Conseil municipal du 21 janvier 2026
Durant ce conseil, j'ai procédé à trois interventions (dont les textes complets sont disponibles en lien) :
J'ai d'abord brocardé le maire qui a proposé de ne pas augmenter son indemnité : la réduction, que j'ai dû calculer car elle n'était pas mentionnée dans la note de présentation, est extrêmement faible. Cette curieuse initiative avait sans doute pour objet de faire croire au caractère désintéressé de l'engagement politique du maire, dont certains doutent. C'est loupé : elle m'aura permis de suggérer, en manière de plaisanterie, que cette générosité tentait de contribuer à l'assainissement de la situation financière très difficile de la commune… dont le maire nie totalement la réalité, au mépris des chiffres (mon domaine….) (texte complet sous ce lien)
J'ai ensuite critiqué le Rapport d'Orientation Budgétaire, pour son manque de clarté, et la dissimulation à nouveau du caractère très préoccupant de la dette (la dette a été occultée lors du conseil de décembre de façon illégale de la décision modificative du budget). Comme pointé par la Cour Régionale des Comptes, les recettes ne couvrent plus les dépenses, et l'équilibre du budget n'est couvert que par l'emprunt : c'est une fuite en avant mortifère pour la commune, le rapport n'évoquant aucune piste d'économies. (texte complet sous ce lien)
Enfin, j'ai fait le point sur les accusations iniques qui m'ont valu ma mise à l'écart, désormais invalidées par deux instances, la Police Judiciaire, et mon parti politique.
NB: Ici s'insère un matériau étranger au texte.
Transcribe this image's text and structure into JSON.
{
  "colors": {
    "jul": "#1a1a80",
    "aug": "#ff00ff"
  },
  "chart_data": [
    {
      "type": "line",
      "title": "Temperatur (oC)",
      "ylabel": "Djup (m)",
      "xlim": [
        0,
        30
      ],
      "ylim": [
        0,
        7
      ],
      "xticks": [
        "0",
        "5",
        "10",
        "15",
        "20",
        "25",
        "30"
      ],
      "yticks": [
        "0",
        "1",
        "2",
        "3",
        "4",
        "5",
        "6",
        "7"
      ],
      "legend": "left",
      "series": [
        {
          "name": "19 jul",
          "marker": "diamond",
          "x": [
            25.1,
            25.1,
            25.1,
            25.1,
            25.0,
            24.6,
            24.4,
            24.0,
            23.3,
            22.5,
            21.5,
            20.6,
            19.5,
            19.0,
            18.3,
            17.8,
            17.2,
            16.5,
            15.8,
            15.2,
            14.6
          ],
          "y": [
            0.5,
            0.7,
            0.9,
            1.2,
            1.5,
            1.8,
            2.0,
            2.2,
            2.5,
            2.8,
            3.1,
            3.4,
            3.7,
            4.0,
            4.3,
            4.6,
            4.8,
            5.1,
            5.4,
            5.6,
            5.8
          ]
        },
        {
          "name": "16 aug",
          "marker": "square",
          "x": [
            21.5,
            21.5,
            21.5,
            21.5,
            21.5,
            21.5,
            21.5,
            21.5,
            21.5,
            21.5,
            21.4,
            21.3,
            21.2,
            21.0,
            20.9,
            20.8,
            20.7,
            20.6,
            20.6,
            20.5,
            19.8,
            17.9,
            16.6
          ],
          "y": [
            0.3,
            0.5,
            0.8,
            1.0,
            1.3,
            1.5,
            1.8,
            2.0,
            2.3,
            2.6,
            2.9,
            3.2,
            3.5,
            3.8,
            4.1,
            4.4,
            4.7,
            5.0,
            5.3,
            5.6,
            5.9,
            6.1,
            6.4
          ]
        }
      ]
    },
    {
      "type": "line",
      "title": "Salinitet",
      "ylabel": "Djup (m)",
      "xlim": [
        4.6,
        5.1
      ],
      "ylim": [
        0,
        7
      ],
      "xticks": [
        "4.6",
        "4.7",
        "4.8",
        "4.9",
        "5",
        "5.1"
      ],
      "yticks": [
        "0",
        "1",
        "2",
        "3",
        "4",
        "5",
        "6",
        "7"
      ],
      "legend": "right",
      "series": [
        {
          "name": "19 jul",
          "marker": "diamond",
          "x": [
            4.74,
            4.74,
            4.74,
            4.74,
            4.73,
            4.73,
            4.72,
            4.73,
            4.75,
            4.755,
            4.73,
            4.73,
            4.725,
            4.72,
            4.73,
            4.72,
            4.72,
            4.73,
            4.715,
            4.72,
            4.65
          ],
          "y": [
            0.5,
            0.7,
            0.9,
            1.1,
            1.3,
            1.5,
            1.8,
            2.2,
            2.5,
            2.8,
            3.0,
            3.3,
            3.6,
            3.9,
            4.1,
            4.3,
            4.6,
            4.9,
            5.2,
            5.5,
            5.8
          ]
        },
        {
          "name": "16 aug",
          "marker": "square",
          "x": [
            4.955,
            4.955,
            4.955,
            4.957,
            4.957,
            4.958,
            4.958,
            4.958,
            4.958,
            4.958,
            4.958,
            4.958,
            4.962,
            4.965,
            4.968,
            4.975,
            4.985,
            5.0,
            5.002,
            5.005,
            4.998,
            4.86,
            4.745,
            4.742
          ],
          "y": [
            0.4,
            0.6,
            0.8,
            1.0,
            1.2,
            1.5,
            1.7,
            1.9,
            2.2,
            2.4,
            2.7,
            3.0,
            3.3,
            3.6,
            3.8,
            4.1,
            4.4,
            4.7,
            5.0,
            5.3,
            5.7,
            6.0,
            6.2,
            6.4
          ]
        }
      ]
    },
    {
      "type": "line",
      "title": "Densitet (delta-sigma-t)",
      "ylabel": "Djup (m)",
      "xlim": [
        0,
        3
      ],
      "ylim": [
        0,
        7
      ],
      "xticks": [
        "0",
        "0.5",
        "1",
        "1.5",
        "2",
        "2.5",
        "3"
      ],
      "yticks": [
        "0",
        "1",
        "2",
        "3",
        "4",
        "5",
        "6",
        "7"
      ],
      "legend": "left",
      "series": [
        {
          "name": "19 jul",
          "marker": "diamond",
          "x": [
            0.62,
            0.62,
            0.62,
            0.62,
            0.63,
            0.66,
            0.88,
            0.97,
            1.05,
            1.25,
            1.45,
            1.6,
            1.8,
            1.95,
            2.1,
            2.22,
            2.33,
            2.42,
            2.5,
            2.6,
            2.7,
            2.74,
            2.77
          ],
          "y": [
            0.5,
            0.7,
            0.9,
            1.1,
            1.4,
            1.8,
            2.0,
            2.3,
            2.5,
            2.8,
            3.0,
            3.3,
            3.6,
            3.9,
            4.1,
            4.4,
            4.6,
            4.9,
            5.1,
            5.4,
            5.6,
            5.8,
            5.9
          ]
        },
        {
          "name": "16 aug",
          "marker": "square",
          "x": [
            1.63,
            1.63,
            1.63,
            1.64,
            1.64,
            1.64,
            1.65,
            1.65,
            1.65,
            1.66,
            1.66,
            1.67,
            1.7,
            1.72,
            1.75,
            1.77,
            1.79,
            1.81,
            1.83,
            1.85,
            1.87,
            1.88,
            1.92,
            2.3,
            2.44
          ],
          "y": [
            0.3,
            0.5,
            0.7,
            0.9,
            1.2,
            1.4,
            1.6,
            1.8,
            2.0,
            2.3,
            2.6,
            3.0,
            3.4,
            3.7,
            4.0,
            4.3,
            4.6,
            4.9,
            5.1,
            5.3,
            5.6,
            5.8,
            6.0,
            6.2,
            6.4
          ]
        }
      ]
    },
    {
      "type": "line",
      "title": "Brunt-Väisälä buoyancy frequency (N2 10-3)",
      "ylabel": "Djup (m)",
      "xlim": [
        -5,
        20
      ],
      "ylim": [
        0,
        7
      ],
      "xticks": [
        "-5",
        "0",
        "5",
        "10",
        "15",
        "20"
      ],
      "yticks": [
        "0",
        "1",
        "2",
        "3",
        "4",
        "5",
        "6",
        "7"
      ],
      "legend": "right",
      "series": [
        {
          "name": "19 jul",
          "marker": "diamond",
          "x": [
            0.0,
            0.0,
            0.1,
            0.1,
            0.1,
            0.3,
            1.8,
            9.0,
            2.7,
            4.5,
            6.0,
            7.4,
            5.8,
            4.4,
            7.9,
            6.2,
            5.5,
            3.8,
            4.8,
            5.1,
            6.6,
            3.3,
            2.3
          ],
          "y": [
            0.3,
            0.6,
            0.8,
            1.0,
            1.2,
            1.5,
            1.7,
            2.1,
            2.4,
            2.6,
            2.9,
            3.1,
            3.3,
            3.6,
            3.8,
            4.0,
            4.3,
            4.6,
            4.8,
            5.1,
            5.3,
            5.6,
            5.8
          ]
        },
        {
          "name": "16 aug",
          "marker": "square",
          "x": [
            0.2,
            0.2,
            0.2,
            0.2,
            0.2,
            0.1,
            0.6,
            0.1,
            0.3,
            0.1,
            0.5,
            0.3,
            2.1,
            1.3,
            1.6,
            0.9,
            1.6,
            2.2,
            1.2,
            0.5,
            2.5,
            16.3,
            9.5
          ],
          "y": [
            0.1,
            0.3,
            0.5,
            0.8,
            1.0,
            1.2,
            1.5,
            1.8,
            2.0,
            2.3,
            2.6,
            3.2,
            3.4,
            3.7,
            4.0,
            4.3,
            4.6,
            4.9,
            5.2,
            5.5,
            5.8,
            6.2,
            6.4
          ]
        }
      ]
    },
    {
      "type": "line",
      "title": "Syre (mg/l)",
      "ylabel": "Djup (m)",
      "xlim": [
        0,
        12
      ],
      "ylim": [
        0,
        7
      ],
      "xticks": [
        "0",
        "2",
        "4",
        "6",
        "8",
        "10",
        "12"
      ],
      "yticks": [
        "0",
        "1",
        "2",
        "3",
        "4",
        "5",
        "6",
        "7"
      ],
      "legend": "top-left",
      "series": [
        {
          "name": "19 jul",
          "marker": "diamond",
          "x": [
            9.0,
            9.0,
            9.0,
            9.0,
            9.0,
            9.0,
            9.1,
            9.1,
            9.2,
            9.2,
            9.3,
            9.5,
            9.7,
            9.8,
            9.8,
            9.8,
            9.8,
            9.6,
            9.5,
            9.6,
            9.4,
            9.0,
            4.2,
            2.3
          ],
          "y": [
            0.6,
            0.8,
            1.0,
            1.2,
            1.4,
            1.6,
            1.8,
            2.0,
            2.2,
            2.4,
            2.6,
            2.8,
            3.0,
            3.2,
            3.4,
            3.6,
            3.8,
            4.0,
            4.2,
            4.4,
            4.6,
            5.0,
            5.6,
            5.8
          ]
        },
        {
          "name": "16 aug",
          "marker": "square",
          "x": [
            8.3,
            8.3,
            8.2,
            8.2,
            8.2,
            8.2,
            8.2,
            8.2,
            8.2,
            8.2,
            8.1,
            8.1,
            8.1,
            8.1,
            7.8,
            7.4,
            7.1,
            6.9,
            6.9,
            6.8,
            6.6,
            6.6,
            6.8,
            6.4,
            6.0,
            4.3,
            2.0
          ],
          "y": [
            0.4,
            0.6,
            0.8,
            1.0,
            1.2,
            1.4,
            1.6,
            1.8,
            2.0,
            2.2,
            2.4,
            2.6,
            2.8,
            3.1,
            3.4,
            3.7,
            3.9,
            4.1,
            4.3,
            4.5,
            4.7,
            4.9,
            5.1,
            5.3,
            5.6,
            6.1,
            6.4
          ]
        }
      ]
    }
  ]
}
J'ai aussi annoncé que le maire comparaitrait devant le tribunal judiciaire d'Évry le 24 novembre 2026, à la suite des poursuites menées à son encontre. (texte complet sous ce lien)
Une nouvelle absolution
Après l’annonce, le 12 septembre 2025, du classement sans suite par la Police Judiciaire du signalement du maire, j'ai été avisé, le 10 janvier 2026, que mon parti, Les Écologiste, m'absolvait de toute charge après une double enquête consécutive à un signalement de Mme Benichou, première adjointe.
De facto, cette dernière n'a simplement pas été crue : sa dénonciation était mensongère, elle est diffamatoire.
Il est désormais clair que mon éviction n'avait qu'un but : empêcher le montage d'une liste écologiste autonome, dont le principe avait pourtant recueilli l'assentiment de l'unanimité des adhérents en janvier 2025.
Cette nouvelle absolution m’a conforté dans la conviction de ma complète innocence, dont j’avais mis un peu de temps à me convaincre, sidération et traitrises ne m’ayant pas aidé en cela.
Je retrouve ainsi, après 10 mois de suspension (pour rien), ma place dans un parti dont je suis membre depuis 25 ans, et dans lequel je trouve parfois de belles personnes avec qui je partage mes conceptions politiques et éthiques : ce n'est certes pas le cas de tous les adhérents et de tous les choix politiques, mais c'est la condition d'une démocratie vivante.
J'aurai ainsi l'occasion de défendre ma réputation devant les adhérents locaux, ce qui ne m'a jamais été donné de faire, mon ostracisation ayant été, en mars, immédiate et complète, n'ayant laissé aucune place au contradictoire.